A story of a family desperately trying to prevent their house being bulldozed to make way for an airport runway, The Castle is essentially a vehicle for sweet, funny, naturalistic comedy, great performances, notably Michael Caton taking the lead, and a really touching conclusion. To this day it still holds a massive cult following, which manifested itself when the family home from the film went up for sale, resulting in fans calling up the estate agent to inquire about the price, before repeating the film's most enduring catchphrase back at him: "Tell him he's dreaming!"

Picnic At Hanging Rock

Peter Weir establishes tone and atmosphere like no other. Look at The Truman Show: there, he manages to turn a picturesque beach fronted idyll into an eerie, macabre prison, achieving these results with amazing subtlety too.

Picnic At Hanging Rock carries with it a similar sense of foreboding, of otherworldly forces existing and conspiring against the main protagonists, a group of schoolgirls venturing into the outback on a school trip. The mystery of the film is the disappearance of one of them, which is never solved (though a resolution was written, but scrapped, presumably on account of it being wank).

In a sense, the film almost acts like an Australian version of a Grimm's fairytale, the sense that nature is a place both to be feared and admired in equal measure. A truly wonderful movie. Also, if you have seen it, then you'll be horrified to know that a musical version exists. It''s misguided, at best. At worst, it's a fucking travesty. Although it does sound like they've roped in John "The Voice" Farnham to write the tunes. Well you would, wouldn't you?

Samson & Delilah

A brilliant piece of cinema that got a lot of praise on the European festival circuit a couple of years ago, winning the Cameron d'Or at Cannes, and was hailed by many Australian critics as the best film to have ever emerged from the country.

The film depicts tragedy in a small Aboriginal community through the eyes of the two title characters, both 14 year olds and both existing in opposition to the towns elders. Samson spends his days sniffing petrol and listening to rock music, while both are victims of violent domestic abuse which leads to Samson stealing a car and getting out of dodge with Delilah. It's fair to say, the film isn't all roses after that.

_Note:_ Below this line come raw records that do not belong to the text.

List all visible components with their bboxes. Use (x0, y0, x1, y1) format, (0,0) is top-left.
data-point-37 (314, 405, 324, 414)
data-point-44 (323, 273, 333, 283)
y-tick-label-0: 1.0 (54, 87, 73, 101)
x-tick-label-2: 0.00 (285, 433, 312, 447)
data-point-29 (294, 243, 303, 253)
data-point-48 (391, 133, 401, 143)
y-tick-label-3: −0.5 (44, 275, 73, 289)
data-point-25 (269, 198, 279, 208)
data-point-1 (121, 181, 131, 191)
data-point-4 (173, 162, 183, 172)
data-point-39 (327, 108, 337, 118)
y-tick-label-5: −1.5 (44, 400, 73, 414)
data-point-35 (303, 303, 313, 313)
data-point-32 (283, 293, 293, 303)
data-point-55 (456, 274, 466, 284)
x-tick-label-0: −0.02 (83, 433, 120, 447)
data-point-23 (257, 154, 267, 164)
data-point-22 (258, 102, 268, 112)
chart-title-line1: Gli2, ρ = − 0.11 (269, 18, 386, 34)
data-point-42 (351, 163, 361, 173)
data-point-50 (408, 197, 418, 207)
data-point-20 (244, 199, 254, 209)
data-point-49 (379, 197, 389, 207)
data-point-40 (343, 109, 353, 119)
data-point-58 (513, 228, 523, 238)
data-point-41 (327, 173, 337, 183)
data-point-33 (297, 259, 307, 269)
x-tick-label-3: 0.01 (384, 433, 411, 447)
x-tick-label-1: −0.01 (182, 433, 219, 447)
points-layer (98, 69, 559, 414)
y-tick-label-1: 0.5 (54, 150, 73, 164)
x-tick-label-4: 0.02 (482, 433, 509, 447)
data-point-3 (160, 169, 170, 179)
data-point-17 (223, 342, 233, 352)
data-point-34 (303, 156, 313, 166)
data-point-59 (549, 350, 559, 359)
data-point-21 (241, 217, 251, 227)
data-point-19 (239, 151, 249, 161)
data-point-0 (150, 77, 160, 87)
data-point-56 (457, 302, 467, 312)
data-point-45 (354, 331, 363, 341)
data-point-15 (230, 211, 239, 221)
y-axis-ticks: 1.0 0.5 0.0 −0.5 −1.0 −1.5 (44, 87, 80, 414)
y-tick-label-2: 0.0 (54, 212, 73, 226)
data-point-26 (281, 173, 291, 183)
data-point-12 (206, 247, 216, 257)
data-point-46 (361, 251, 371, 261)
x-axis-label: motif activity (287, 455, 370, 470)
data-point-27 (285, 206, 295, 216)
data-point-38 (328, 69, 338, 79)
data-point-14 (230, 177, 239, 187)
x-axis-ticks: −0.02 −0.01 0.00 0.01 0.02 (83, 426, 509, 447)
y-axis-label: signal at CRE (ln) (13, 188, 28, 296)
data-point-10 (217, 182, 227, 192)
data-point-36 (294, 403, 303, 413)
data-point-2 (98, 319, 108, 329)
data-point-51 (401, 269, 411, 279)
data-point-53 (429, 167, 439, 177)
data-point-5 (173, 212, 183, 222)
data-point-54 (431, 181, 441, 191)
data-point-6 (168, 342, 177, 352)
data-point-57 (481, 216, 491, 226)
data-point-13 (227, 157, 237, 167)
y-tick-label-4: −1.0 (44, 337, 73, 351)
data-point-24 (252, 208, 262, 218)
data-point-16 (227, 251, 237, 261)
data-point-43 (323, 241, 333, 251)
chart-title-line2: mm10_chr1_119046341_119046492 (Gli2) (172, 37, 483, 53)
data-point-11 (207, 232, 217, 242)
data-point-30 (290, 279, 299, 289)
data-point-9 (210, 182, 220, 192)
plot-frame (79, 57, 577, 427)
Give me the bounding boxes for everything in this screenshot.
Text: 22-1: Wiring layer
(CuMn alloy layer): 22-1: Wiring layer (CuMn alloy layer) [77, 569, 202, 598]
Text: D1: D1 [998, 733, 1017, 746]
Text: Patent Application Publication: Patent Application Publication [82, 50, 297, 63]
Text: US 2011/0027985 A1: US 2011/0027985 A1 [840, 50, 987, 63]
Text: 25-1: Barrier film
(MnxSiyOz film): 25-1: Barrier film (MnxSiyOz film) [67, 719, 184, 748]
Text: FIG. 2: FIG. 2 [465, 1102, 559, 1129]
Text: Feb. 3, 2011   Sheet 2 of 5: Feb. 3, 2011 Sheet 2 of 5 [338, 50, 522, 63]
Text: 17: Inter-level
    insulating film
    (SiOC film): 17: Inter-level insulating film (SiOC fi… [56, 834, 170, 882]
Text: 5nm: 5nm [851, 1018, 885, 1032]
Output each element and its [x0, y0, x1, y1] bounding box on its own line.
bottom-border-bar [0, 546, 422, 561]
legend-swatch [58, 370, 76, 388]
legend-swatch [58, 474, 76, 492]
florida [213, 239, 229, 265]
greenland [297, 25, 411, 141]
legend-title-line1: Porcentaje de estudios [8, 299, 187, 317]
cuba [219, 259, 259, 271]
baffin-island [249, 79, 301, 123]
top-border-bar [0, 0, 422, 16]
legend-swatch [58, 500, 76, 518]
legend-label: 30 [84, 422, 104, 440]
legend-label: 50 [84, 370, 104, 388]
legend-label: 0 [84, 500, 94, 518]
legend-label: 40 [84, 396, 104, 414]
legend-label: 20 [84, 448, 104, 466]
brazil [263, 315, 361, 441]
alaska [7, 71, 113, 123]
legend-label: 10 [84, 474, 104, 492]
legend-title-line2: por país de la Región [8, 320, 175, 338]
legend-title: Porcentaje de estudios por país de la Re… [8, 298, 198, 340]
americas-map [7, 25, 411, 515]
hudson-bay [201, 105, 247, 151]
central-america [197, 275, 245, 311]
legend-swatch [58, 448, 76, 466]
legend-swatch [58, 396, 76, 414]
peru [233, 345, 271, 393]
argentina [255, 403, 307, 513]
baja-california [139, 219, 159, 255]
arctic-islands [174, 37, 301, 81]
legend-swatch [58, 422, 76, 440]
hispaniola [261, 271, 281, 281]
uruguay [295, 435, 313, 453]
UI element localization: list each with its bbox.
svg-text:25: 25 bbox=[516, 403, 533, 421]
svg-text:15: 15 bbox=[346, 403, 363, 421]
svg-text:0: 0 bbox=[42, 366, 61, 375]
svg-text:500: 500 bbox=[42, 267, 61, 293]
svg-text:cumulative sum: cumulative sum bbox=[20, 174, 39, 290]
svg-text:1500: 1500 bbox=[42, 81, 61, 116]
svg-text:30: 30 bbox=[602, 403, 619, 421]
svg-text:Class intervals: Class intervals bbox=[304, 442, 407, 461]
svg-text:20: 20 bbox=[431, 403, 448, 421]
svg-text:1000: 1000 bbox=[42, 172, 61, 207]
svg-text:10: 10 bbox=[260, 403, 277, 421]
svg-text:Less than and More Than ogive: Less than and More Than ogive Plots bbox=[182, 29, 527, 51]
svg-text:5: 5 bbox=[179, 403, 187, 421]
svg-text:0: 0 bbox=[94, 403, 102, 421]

Bleak, harrowing, most certainly, but the relationship between Samson and Delilah is powerful as they both attempt to help each other out of the environment they have unfortunately been born into. Troy Cassar-Daley's version of David Gray's "Nightblindness" provides a beautiful soundtrack too.

The Dish

Another great Aussie comedy in the same vein as The Castle, set around the time of America's historic moon landing, and on the people charged with manning the satellite dish that would beam the now legendary images all around the world. Ok, so it's not a world beater of a film, but I think it was the first vaguely adult comedy I saw at the cinema, and I remember laughing so loudly that I was shusshed by the usher, so it'll always have a place in my heart because of that.

So those are my picks, but really they just about scratch the surface. Last year's Animal Kingdom was a terrifically brutal work that put director David Michod firmly on the map, and Nick Cave's The Proposition is comfortably one of the best contemporary attempts at the Western, a genre which sadly doesn't fill up cinemas nearly in the same way as it used to. And if none of that floats your boat, then you've still got Baz to fall back on, eh? Bonza.